How Japan Lost Its Electronics Crown - gagan2020
http://allthingsd.com/20120815/how-japan-lost-its-electronics-crown/

======
alwaysinshade
Japan's electronics industry has many issues holding it back, but the biggest
one in my mind is how they perceive and implement user interfaces.

I recall buying a Sony MZ-N10 minidisc player [1] around 2002 and it was a
technological breakthrough for its time - impossibly thin, light, robust and
could record audio to disc with incredible clarity. The electronic disk
ejection mechanism was very cool. The battery life was unheard of. The was a
button for every function, and every function could be messed with. I remember
keeping the language in Japanese and the eerie blue backlight on the remote
permanently turned on so that it looked cool.
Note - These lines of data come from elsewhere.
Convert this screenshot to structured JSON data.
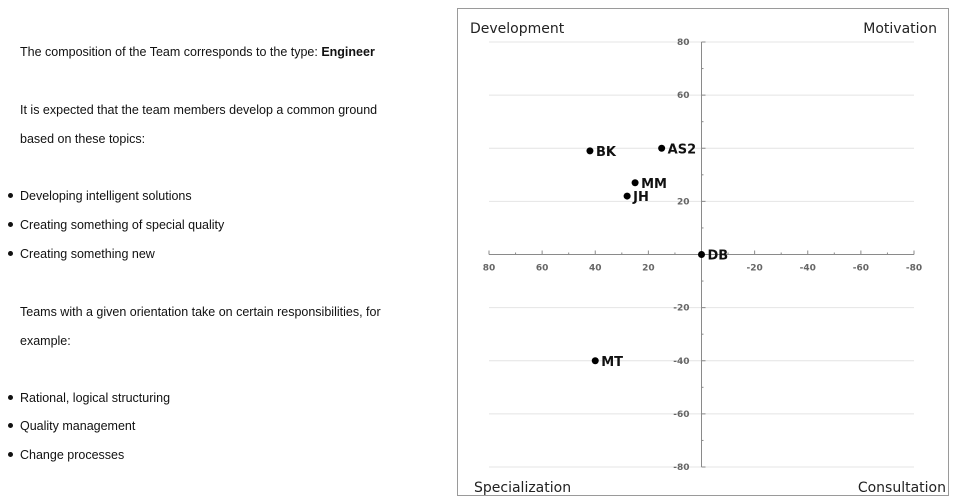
{
  "left": {
    "composition_prefix": "The composition of the Team corresponds to the type: ",
    "composition_type": "Engineer",
    "expected_line1": "It is expected that the team members develop a common ground",
    "expected_line2": "based on these topics:",
    "topics": [
      "Developing intelligent solutions",
      "Creating something of special quality",
      "Creating something new"
    ],
    "responsibilities_line1": "Teams with a given orientation take on certain responsibilities, for",
    "responsibilities_line2": "example:",
    "responsibilities": [
      "Rational, logical structuring",
      "Quality management",
      "Change processes"
    ]
  },
  "chart_data": {
    "type": "scatter",
    "quadrant_labels": {
      "top_left": "Development",
      "top_right": "Motivation",
      "bottom_left": "Specialization",
      "bottom_right": "Consultation"
    },
    "xlim": [
      80,
      -80
    ],
    "ylim": [
      -80,
      80
    ],
    "x_ticks": [
      80,
      60,
      40,
      20,
      -20,
      -40,
      -60,
      -80
    ],
    "y_ticks": [
      80,
      60,
      20,
      -20,
      -40,
      -60,
      -80
    ],
    "grid": true,
    "points": [
      {
        "label": "BK",
        "x": 42,
        "y": 39
      },
      {
        "label": "AS2",
        "x": 15,
        "y": 40
      },
      {
        "label": "MM",
        "x": 25,
        "y": 27
      },
      {
        "label": "JH",
        "x": 28,
        "y": 22
      },
      {
        "label": "DB",
        "x": 0,
        "y": 0
      },
      {
        "label": "MT",
        "x": 40,
        "y": -40
      }
    ]
  }
}
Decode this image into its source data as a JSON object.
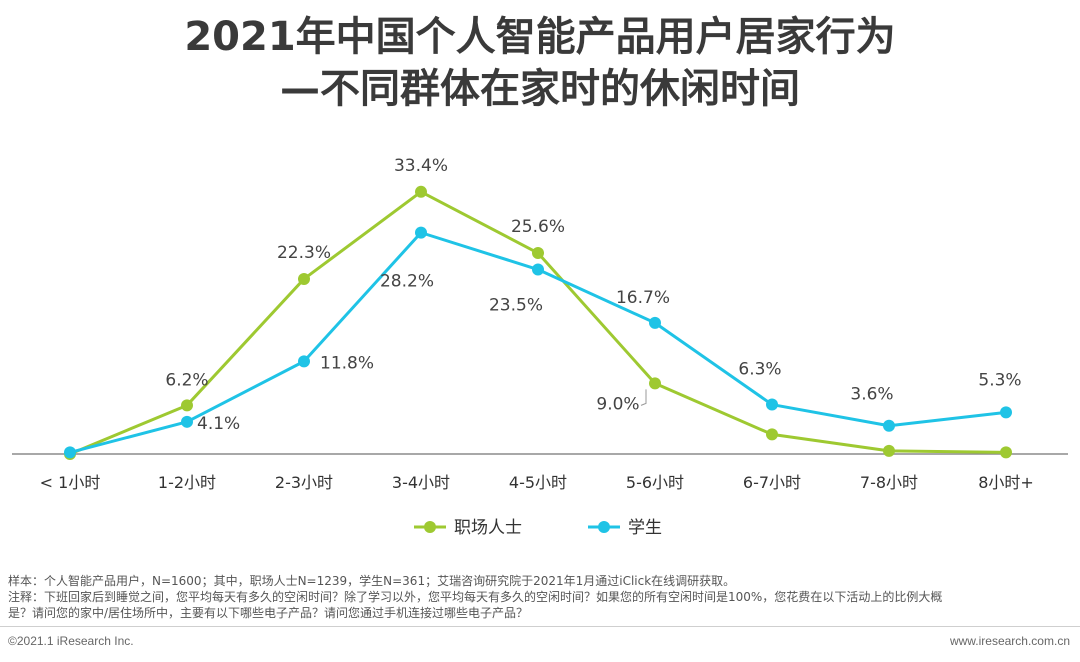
{
  "title": {
    "line1": "2021年中国个人智能产品用户居家行为",
    "line2": "—不同群体在家时的休闲时间"
  },
  "chart_data": {
    "type": "line",
    "categories": [
      "< 1小时",
      "1-2小时",
      "2-3小时",
      "3-4小时",
      "4-5小时",
      "5-6小时",
      "6-7小时",
      "7-8小时",
      "8小时+"
    ],
    "series": [
      {
        "name": "职场人士",
        "color": "#9ec931",
        "values": [
          0.0,
          6.2,
          22.3,
          33.4,
          25.6,
          9.0,
          2.5,
          0.4,
          0.2
        ],
        "labels": [
          "",
          "6.2%",
          "22.3%",
          "33.4%",
          "25.6%",
          "9.0%",
          "",
          "",
          ""
        ]
      },
      {
        "name": "学生",
        "color": "#1fc3e6",
        "values": [
          0.2,
          4.1,
          11.8,
          28.2,
          23.5,
          16.7,
          6.3,
          3.6,
          5.3
        ],
        "labels": [
          "",
          "4.1%",
          "11.8%",
          "28.2%",
          "23.5%",
          "16.7%",
          "6.3%",
          "3.6%",
          "5.3%"
        ]
      }
    ],
    "ylim": [
      0,
      35
    ],
    "unit": "%",
    "grid": false,
    "legend_position": "bottom-center"
  },
  "footer": {
    "sample": "样本：个人智能产品用户，N=1600；其中，职场人士N=1239，学生N=361；艾瑞咨询研究院于2021年1月通过iClick在线调研获取。",
    "note1": "注释：下班回家后到睡觉之间，您平均每天有多久的空闲时间？除了学习以外，您平均每天有多久的空闲时间？如果您的所有空闲时间是100%，您花费在以下活动上的比例大概",
    "note2": "是？请问您的家中/居住场所中，主要有以下哪些电子产品？请问您通过手机连接过哪些电子产品？",
    "copyright": "©2021.1 iResearch Inc.",
    "website": "www.iresearch.com.cn"
  }
}
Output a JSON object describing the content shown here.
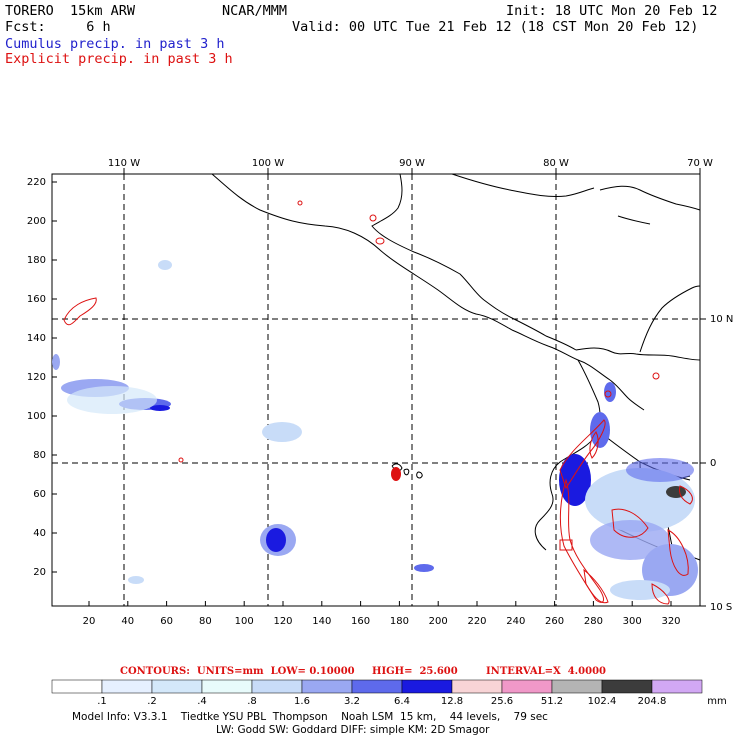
{
  "header": {
    "model": "TORERO  15km ARW",
    "center": "NCAR/MMM",
    "init": "Init: 18 UTC Mon 20 Feb 12",
    "fcst": "Fcst:     6 h",
    "valid": "Valid: 00 UTC Tue 21 Feb 12 (18 CST Mon 20 Feb 12)",
    "line_cumulus": "Cumulus precip. in past 3 h",
    "line_explicit": "Explicit precip. in past 3 h"
  },
  "axes": {
    "top_labels": [
      "110 W",
      "100 W",
      "90 W",
      "80 W",
      "70 W"
    ],
    "right_labels": [
      "10 N",
      "0",
      "10 S"
    ],
    "y_ticks": [
      "220",
      "200",
      "180",
      "160",
      "140",
      "120",
      "100",
      "80",
      "60",
      "40",
      "20"
    ],
    "x_ticks": [
      "20",
      "40",
      "60",
      "80",
      "100",
      "120",
      "140",
      "160",
      "180",
      "200",
      "220",
      "240",
      "260",
      "280",
      "300",
      "320"
    ]
  },
  "contour_info": {
    "units": "CONTOURS:  UNITS=mm  LOW= 0.10000",
    "high": "HIGH=  25.600",
    "interval": "INTERVAL=X  4.0000"
  },
  "colorbar": {
    "labels": [
      ".1",
      ".2",
      ".4",
      ".8",
      "1.6",
      "3.2",
      "6.4",
      "12.8",
      "25.6",
      "51.2",
      "102.4",
      "204.8"
    ],
    "colors": [
      "#ffffff",
      "#e6f0ff",
      "#d4e8fa",
      "#e8fbfb",
      "#c8dcf8",
      "#9aa8f2",
      "#5e6aec",
      "#1a1ae0",
      "#f8d4d6",
      "#f098c8",
      "#b4b4b4",
      "#3c3c3c",
      "#d2a8f4"
    ],
    "unit": "mm"
  },
  "footer": {
    "line1": "Model Info: V3.3.1    Tiedtke YSU PBL  Thompson    Noah LSM  15 km,    44 levels,    79 sec",
    "line2": "LW: Godd SW: Goddard DIFF: simple KM: 2D Smagor"
  }
}
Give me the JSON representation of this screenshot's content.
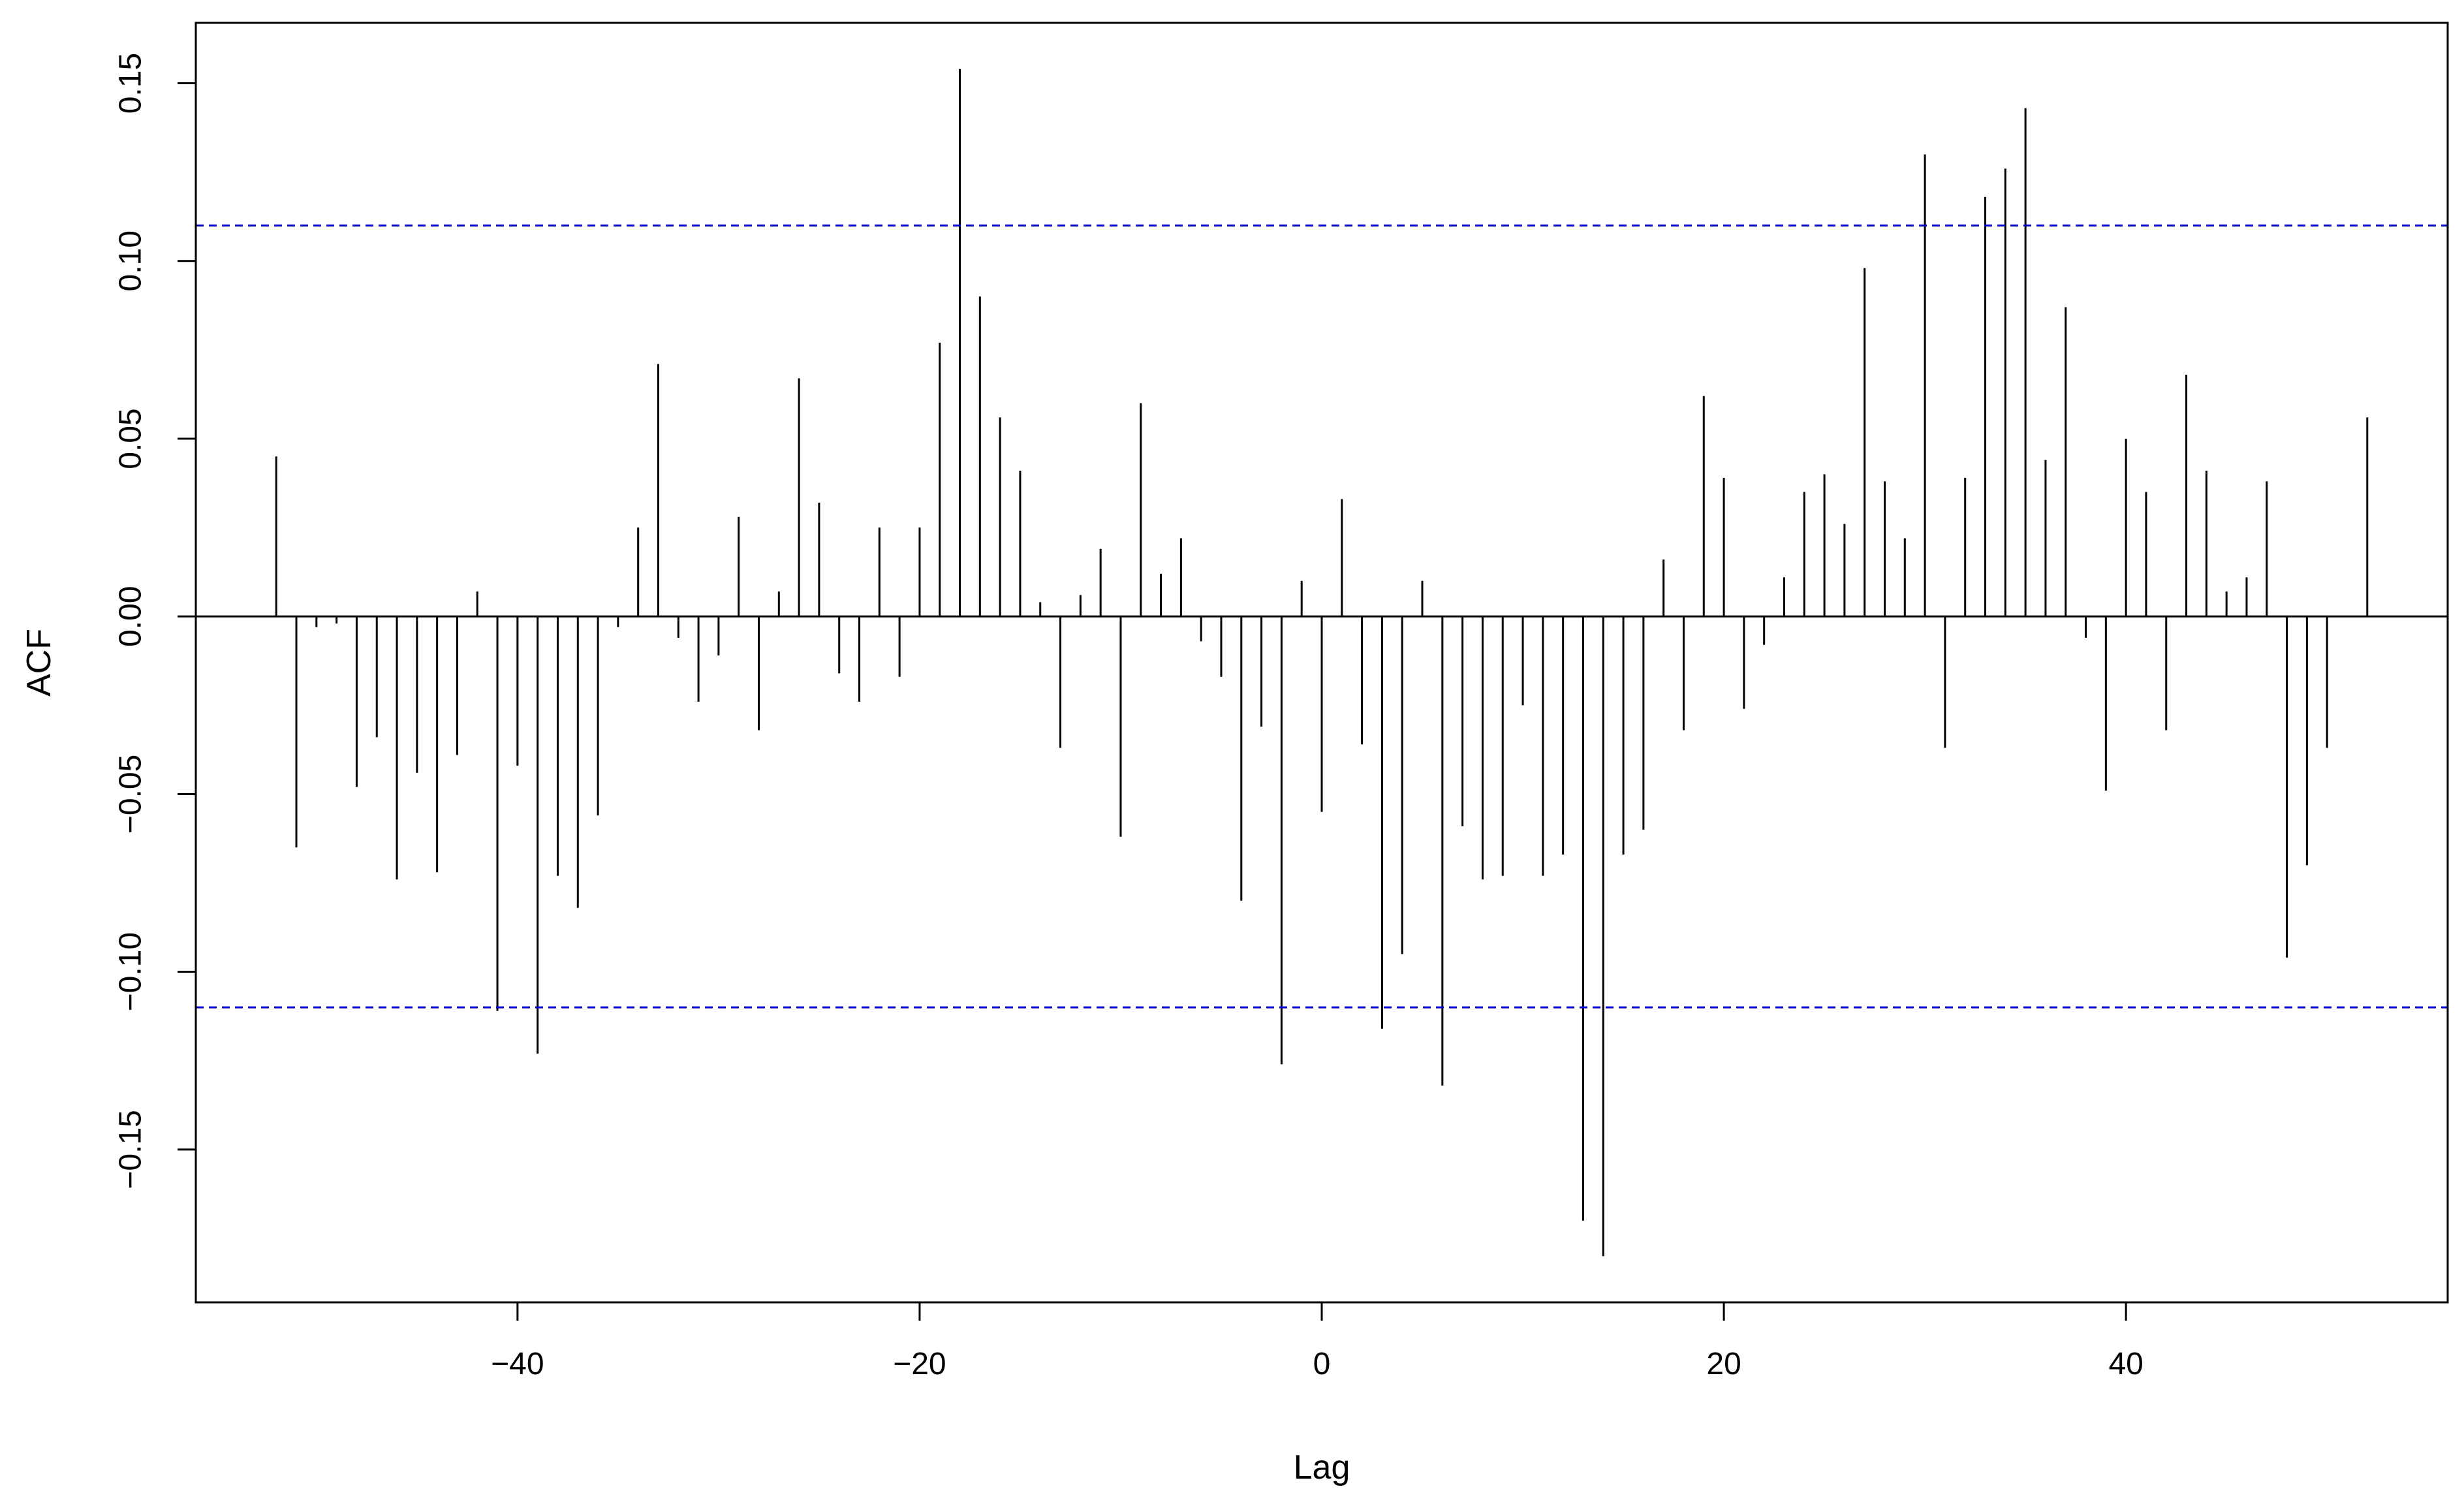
{
  "chart_data": {
    "type": "bar",
    "subtype": "cross-correlation-stem",
    "title": "",
    "xlabel": "Lag",
    "ylabel": "ACF",
    "xlim": [
      -56,
      56
    ],
    "ylim": [
      -0.193,
      0.167
    ],
    "xticks": [
      -40,
      -20,
      0,
      20,
      40
    ],
    "yticks": [
      -0.15,
      -0.1,
      -0.05,
      0.0,
      0.05,
      0.1,
      0.15
    ],
    "xtick_labels": [
      "−40",
      "−20",
      "0",
      "20",
      "40"
    ],
    "ytick_labels": [
      "−0.15",
      "−0.10",
      "−0.05",
      "0.00",
      "0.05",
      "0.10",
      "0.15"
    ],
    "confidence_bounds": [
      -0.11,
      0.11
    ],
    "bound_color": "#0000cc",
    "stem_color": "#000000",
    "grid": false,
    "legend": "none",
    "lags": [
      -52,
      -51,
      -50,
      -49,
      -48,
      -47,
      -46,
      -45,
      -44,
      -43,
      -42,
      -41,
      -40,
      -39,
      -38,
      -37,
      -36,
      -35,
      -34,
      -33,
      -32,
      -31,
      -30,
      -29,
      -28,
      -27,
      -26,
      -25,
      -24,
      -23,
      -22,
      -21,
      -20,
      -19,
      -18,
      -17,
      -16,
      -15,
      -14,
      -13,
      -12,
      -11,
      -10,
      -9,
      -8,
      -7,
      -6,
      -5,
      -4,
      -3,
      -2,
      -1,
      0,
      1,
      2,
      3,
      4,
      5,
      6,
      7,
      8,
      9,
      10,
      11,
      12,
      13,
      14,
      15,
      16,
      17,
      18,
      19,
      20,
      21,
      22,
      23,
      24,
      25,
      26,
      27,
      28,
      29,
      30,
      31,
      32,
      33,
      34,
      35,
      36,
      37,
      38,
      39,
      40,
      41,
      42,
      43,
      44,
      45,
      46,
      47,
      48,
      49,
      50,
      51,
      52
    ],
    "values": [
      0.045,
      -0.065,
      -0.003,
      -0.002,
      -0.048,
      -0.034,
      -0.074,
      -0.044,
      -0.072,
      -0.039,
      0.007,
      -0.111,
      -0.042,
      -0.123,
      -0.073,
      -0.082,
      -0.056,
      -0.003,
      0.025,
      0.071,
      -0.006,
      -0.024,
      -0.011,
      0.028,
      -0.032,
      0.007,
      0.067,
      0.032,
      -0.016,
      -0.024,
      0.025,
      -0.017,
      0.025,
      0.077,
      0.154,
      0.09,
      0.056,
      0.041,
      0.004,
      -0.037,
      0.006,
      0.019,
      -0.062,
      0.06,
      0.012,
      0.022,
      -0.007,
      -0.017,
      -0.08,
      -0.031,
      -0.126,
      0.01,
      -0.055,
      0.033,
      -0.036,
      -0.116,
      -0.095,
      0.01,
      -0.132,
      -0.059,
      -0.074,
      -0.073,
      -0.025,
      -0.073,
      -0.067,
      -0.17,
      -0.18,
      -0.067,
      -0.06,
      0.016,
      -0.032,
      0.062,
      0.039,
      -0.026,
      -0.008,
      0.011,
      0.035,
      0.04,
      0.026,
      0.098,
      0.038,
      0.022,
      0.13,
      -0.037,
      0.039,
      0.118,
      0.126,
      0.143,
      0.044,
      0.087,
      -0.006,
      -0.049,
      0.05,
      0.035,
      -0.032,
      0.068,
      0.041,
      0.007,
      0.011,
      0.038,
      -0.096,
      -0.07,
      -0.037,
      0.0,
      0.056
    ]
  }
}
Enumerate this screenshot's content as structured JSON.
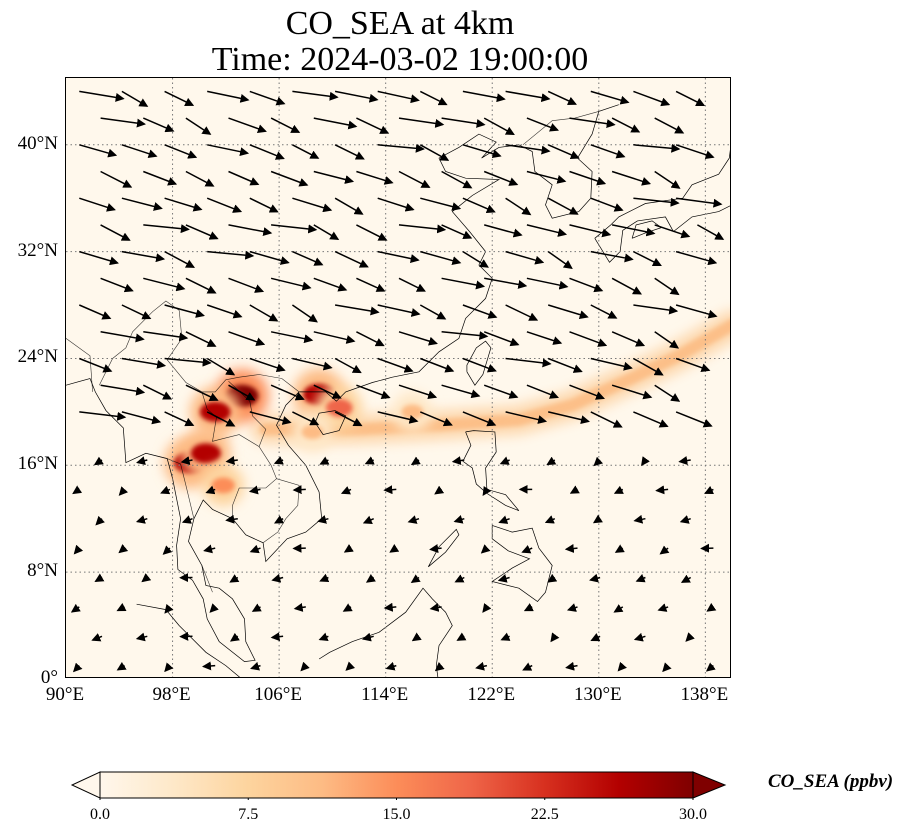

But at the time it was released Apple had released the iPod. Basically a tiny
HDD and audio decoder hidden under a simple user interface and simple human-
machine-interface. All it did was play music, and it could store a lot of it
for a little over half the price of the MZ-N10. Instead of being encrusted
with a myriad of buttons, it relegated the functionality to the user
interface. Simplicity through clever software.

Since then every Japanese gadget I've purchased has suffered from the same
problem - excellent engineering but poor user-interface. The one exception
being my Canon image stabilised binoculars which have exactly one button and a
focus ring. Japan still reigns supreme for optics.

[1] <http://www.minidisc.org/brian_youn/mzn10/>